More important, it has given a glimmer of hope for the countless victims of rape and sexual harassment across the country, who had so far failed to put their tormentors in the dock.
But more than anything else, the Suryanelli verdict is the triumphant end to the saga of a village postmaster, a nurse in a remote tea-garden dispensary and their teen-age daughter. Braving all odds, they showed the courage to expose the rapists and take them to court. They were weak and poor; they were harassed and frequently threatened by the culprits; they were jeered at and taunted by society. Still, the three fought bravely.
``We are fighting not for our daughter alone,'' the postmaster had told this reporter in an interview four years ago. ``We are fighting for the daughters of all the parents who have suffered the same kind of pain.'' His wife had this resolve: no other daughter in the country should face such painful experience.
This resolve echoes in the special court's verdict. The special judge, Mr. M. Sasidharan Nambiar, after 317 days of trial that started after the special investigation team probed the crime for two and a half years, sent at one go 32 men and three women, to jail for involvement in one of the most sensational sex racket cases in the country in recent times. Of the 35 sentenced, nine persons, including one woman, got 13 years' rigorous imprisonment as they were found guilty of rape, mass rape, abduction, illegal detention and sale of a minor girl for sexual abuse. The Rs. 4.20 lakhs to be collected from the culprits as fine would go to the girl.
Rarely have women been sentenced for rape and mass rape in India, but the judge found Usha, accused No.2, who was the key link in the sex racket, responsible for all the rapes and mass rapes committed by her male accomplices. Rare again is the long jail term awarded to her for such a crime.

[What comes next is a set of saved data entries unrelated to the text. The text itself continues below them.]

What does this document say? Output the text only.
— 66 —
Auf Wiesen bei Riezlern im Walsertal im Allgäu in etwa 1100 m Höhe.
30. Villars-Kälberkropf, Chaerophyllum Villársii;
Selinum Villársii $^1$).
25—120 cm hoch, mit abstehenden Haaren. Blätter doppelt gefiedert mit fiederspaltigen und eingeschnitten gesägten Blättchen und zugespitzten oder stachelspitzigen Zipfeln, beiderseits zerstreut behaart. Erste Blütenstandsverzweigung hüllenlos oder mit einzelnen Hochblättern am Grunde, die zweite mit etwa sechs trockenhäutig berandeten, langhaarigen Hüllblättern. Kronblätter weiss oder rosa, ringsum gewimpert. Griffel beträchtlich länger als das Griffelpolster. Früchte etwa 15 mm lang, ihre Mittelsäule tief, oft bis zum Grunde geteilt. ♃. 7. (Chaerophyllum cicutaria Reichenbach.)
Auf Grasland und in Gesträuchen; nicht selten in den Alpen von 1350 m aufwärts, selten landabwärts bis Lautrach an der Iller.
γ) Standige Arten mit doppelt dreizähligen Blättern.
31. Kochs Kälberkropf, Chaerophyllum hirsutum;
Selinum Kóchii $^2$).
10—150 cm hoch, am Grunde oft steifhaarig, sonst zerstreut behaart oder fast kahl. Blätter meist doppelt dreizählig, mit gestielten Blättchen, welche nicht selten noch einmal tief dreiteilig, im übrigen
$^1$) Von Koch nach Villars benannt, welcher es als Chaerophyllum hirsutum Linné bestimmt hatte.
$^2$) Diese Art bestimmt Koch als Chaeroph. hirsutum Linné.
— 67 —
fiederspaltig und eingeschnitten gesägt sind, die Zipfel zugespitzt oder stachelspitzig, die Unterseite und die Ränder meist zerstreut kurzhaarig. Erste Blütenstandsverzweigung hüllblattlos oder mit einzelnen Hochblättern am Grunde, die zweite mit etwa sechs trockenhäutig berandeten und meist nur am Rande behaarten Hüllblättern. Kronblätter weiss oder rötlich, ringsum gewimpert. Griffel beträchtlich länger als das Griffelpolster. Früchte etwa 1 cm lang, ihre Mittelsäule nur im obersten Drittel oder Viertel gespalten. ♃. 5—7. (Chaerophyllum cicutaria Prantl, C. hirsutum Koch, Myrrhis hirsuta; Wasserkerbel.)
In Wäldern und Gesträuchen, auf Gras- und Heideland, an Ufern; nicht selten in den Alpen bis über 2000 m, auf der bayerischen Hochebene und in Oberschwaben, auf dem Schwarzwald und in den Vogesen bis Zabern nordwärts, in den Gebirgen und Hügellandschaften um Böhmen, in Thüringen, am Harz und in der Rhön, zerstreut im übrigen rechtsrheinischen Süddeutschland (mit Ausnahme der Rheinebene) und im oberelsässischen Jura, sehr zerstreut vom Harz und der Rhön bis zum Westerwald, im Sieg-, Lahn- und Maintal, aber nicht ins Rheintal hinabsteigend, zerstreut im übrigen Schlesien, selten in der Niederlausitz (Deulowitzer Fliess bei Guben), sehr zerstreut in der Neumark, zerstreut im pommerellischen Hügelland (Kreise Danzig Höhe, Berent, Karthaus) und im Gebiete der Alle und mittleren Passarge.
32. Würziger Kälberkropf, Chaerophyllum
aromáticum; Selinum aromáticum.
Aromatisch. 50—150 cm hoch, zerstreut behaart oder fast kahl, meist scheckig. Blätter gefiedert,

The `Suryanelli' case has rocked Kerala ever since it broke out in February 1996. Not just because of the age of the girl and the number of the persons involved, but also because of the number of political activists involved. Those sentenced include a former District Congress-I Committee secretary, a former University union chairman and several local-level politicians. The girl had pointed accusing finger at the former Union Minister, Prof. P.J. Kurian, but his trial has been stayed by the Supreme Court. Small wonder then, that the `Suryanelli case' has remained a political issue in the region. The two major political fronts volleyed it every time an election was held. Prof. Kurian lost his Lok Sabha election in Idukki last year mainly because of the scandal.
Suryanelli, some 20 km from Munnar, had been a sleepy mountainous village in the folds of the high ranges in Kerala's Idukki district - until January 16, 1996. That day, the 16-year- old class IX student from the village who attended school in Munnar, was abducted by a bus conductor known to her. The conductor handed her over to a female pimp, Usha who, in collusion with other racketeers `rented' her to some 40 men.
After a 42-day ordeal, the girl was sent back home by the abductors. By the time she returned, her body was host to a number of infections and her mind was deeply scarred. A few weeks after her return, the girl had narrated to this reporter the agonies she had passed through. Throughout the interview, her face was flat, her eyes were dry. As she recounted her traumas as if they had happened to another person, it was hard for the interviewer to hold back his tears (the interview was never written).
Surprisingly, when the family decided to bring the culprits to book almost everybody opposed it. The Munnar police wanted the family to withdraw the complaint (three of the policemen have now been suspended following the special court's strictures); relatives and friends advised them to keep quiet for fear of social stigma. But the family was determined. The result: they were isolated. The relatives disowned them, the friends looked the other way, the society shunned them. A section of the media was initially guilty of reporting the explicit details of the girl's woes, thus allowing its readers to take part in a collective voyeurism.
Visiting the family a couple of years after the marathon legal battle started, the father told this reporter that the family had used up its humble savings of a lifetime and that the case had ruined his and his wife's health. There were times when the three seriously considered a suicide pact. But the battle had to be won.
For over four years now, surrounded by policemen posted by the Government for her `protection', the girl has been almost under `house arrest' for over four years. In a humble two- room quarter on a desolate, cold mountain slope, she used to spend most of the day in loneliness. She has no friends; there are no visitors. She could not step out of home, even to go to church, without the policemen in tow. Hopefully, this would change now.